A todos doeu-nos deveras aquela restrição com que não contávamos e que nos deixava dependentes do concurso e provas públicas – ideia e opinião sustentadas sempre e sempre pelo Imperador, o qual – força é convir – pregava a boa doutrina, mantendo um princípio altamente moralizador e democrático.
De 1875 a 1881 achei-me, pelo caráter das nossas funções, bastante em contato com Benjamin Constant, que me deu incessantes provas de muito apreço e simpatia. Já no pesado escaler que, seguindo o costão, nos levava por água à Escola, já, quando perdíamos aquela condução, a pé, pelo caminho de Botafogo à Praia Vermelha, naquele tempo simples trilha ao longo da pedreira, largamente conversávamos e discutíamos, ele, desde mocinho ainda, adepto fervoroso das doutrinas de Augusto Comte e empenhado nessa propaganda.

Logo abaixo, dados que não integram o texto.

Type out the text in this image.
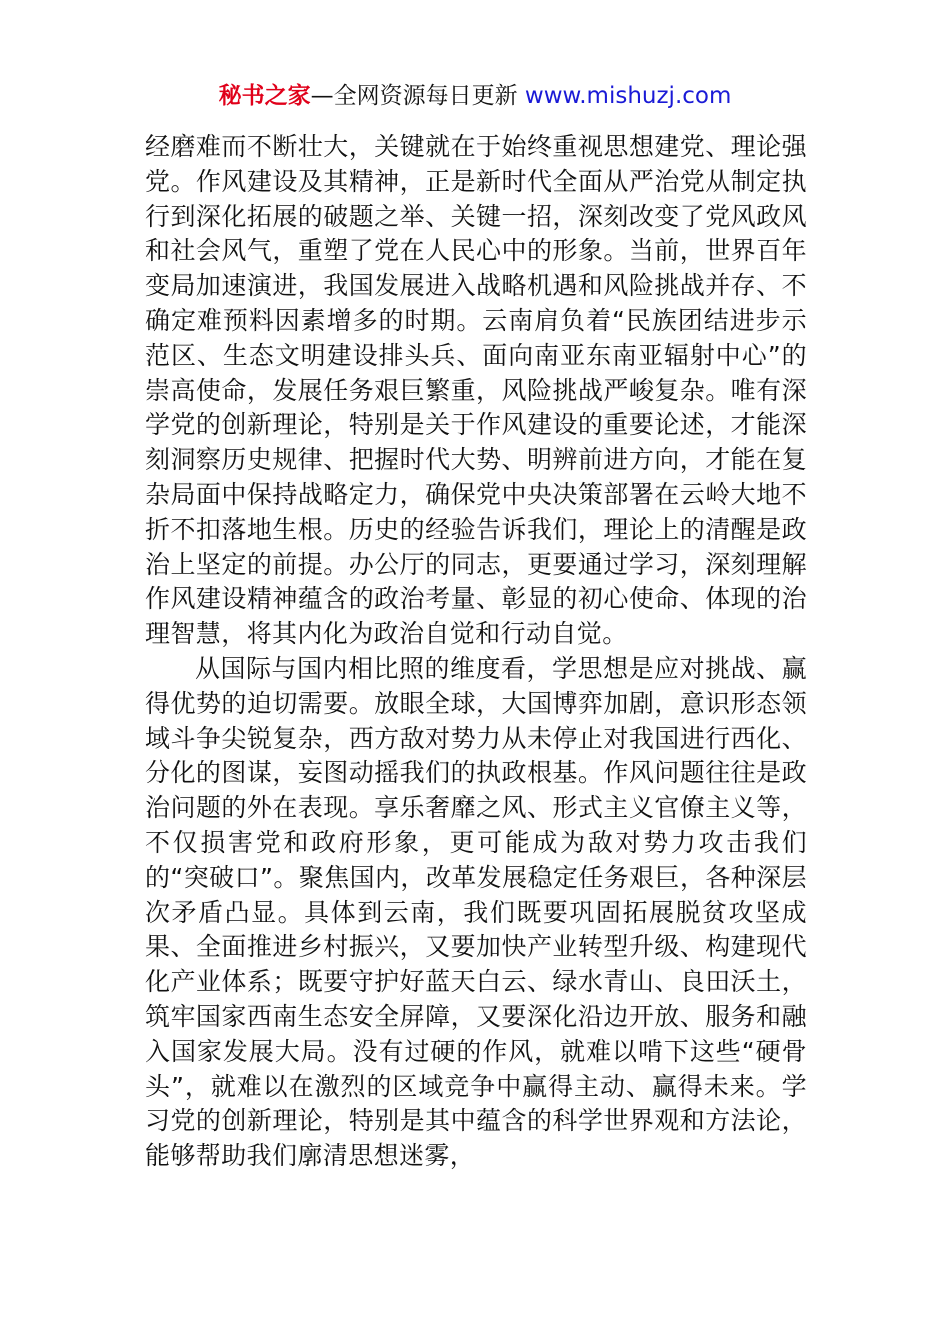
秘书之家—全网资源每日更新 www.mishuzj.com

经磨难而不断壮大，关键就在于始终重视思想建党、理论强党。作风建设及其精神，正是新时代全面从严治党从制定执行到深化拓展的破题之举、关键一招，深刻改变了党风政风和社会风气，重塑了党在人民心中的形象。当前，世界百年变局加速演进，我国发展进入战略机遇和风险挑战并存、不确定难预料因素增多的时期。云南肩负着“民族团结进步示范区、生态文明建设排头兵、面向南亚东南亚辐射中心”的崇高使命，发展任务艰巨繁重，风险挑战严峻复杂。唯有深学党的创新理论，特别是关于作风建设的重要论述，才能深刻洞察历史规律、把握时代大势、明辨前进方向，才能在复杂局面中保持战略定力，确保党中央决策部署在云岭大地不折不扣落地生根。历史的经验告诉我们，理论上的清醒是政治上坚定的前提。办公厅的同志，更要通过学习，深刻理解作风建设精神蕴含的政治考量、彰显的初心使命、体现的治理智慧，将其内化为政治自觉和行动自觉。

从国际与国内相比照的维度看，学思想是应对挑战、赢得优势的迫切需要。放眼全球，大国博弈加剧，意识形态领域斗争尖锐复杂，西方敌对势力从未停止对我国进行西化、分化的图谋，妄图动摇我们的执政根基。作风问题往往是政治问题的外在表现。享乐奢靡之风、形式主义官僚主义等，不仅损害党和政府形象，更可能成为敌对势力攻击我们的“突破口”。聚焦国内，改革发展稳定任务艰巨，各种深层次矛盾凸显。具体到云南，我们既要巩固拓展脱贫攻坚成果、全面推进乡村振兴，又要加快产业转型升级、构建现代化产业体系；既要守护好蓝天白云、绿水青山、良田沃土，筑牢国家西南生态安全屏障，又要深化沿边开放、服务和融入国家发展大局。没有过硬的作风，就难以啃下这些“硬骨头”，就难以在激烈的区域竞争中赢得主动、赢得未来。学习党的创新理论，特别是其中蕴含的科学世界观和方法论，能够帮助我们廓清思想迷雾，
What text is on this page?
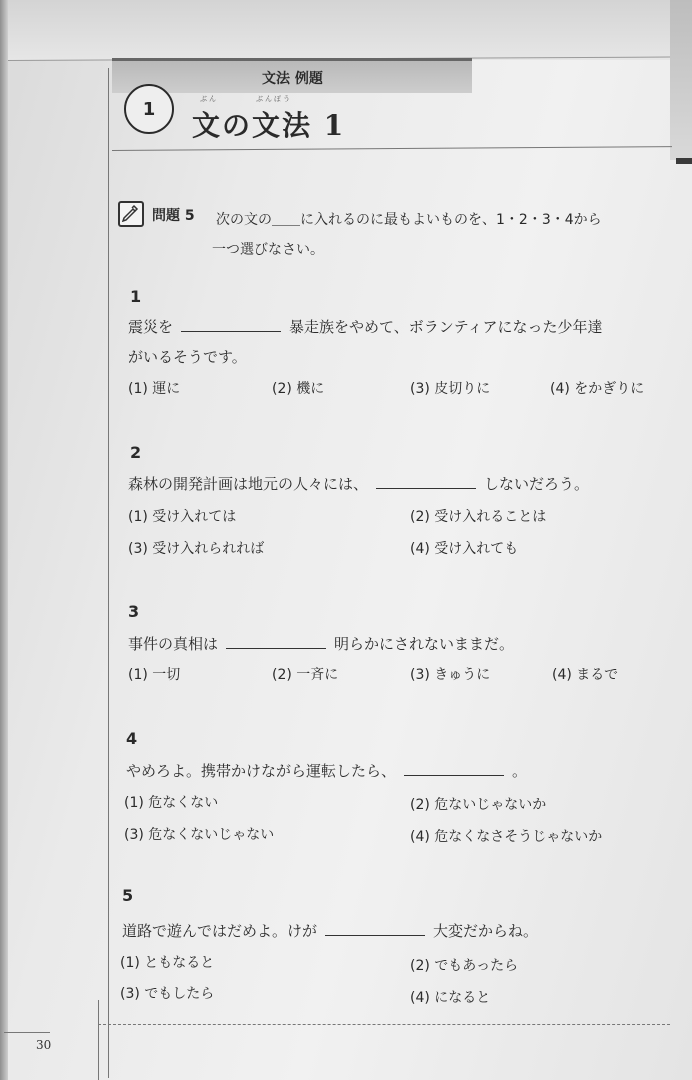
文法 例題
1	ぶん	ぶんぽう
文の文法 1
問題 5 次の文の＿＿に入れるのに最もよいものを、1・2・3・4から
一つ選びなさい。
1
震災を	暴走族をやめて、ボランティアになった少年達
がいるそうです。
(1) 運に	(2) 機に	(3) 皮切りに	(4) をかぎりに
2
森林の開発計画は地元の人々には、	しないだろう。
(1) 受け入れては	(2) 受け入れることは
(3) 受け入れられれば	(4) 受け入れても
3
事件の真相は	明らかにされないままだ。
(1) 一切	(2) 一斉に	(3) きゅうに	(4) まるで
4
やめろよ。携帯かけながら運転したら、	。
(1) 危なくない	(2) 危ないじゃないか
(3) 危なくないじゃない	(4) 危なくなさそうじゃないか
5
道路で遊んではだめよ。けが	大変だからね。
(1) ともなると	(2) でもあったら
(3) でもしたら	(4) になると
30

– Não siga apertadamente o sistema todo, aconselhava-me: em não poucos pontos, dele me aparto, nem pratico a religião da Humanidade; mas estude os livros do Mestre; discipline as suas ideias.
Lembra-me bem que, uma vez, em dia de calor ardente, nós, mal abrigados por um único chapéu de sol, pareceu-me a caminhada curta ao ouvi-lo com a sua voz meiga e cantante, desenvolver a tese comtista, que a morte é um dos principais fatores do progresso humano.
Quando, em janeiro de 1885, perdida por mim a segunda eleição de Santa Catarina, pedi demissão do posto de major do Exército e do lugar de lente da Escola Militar, Benjamin Constant, encontrando-se comigo, mostrou-se em extremo sentido com tal resolução, mas não pôde deixar de reconhecer que me assistiam boas razões em achar incompatível a profissão das armas com a carreira política pelos contínuos choques entre elas, que essencialmente lhes desvirtuam o caráter.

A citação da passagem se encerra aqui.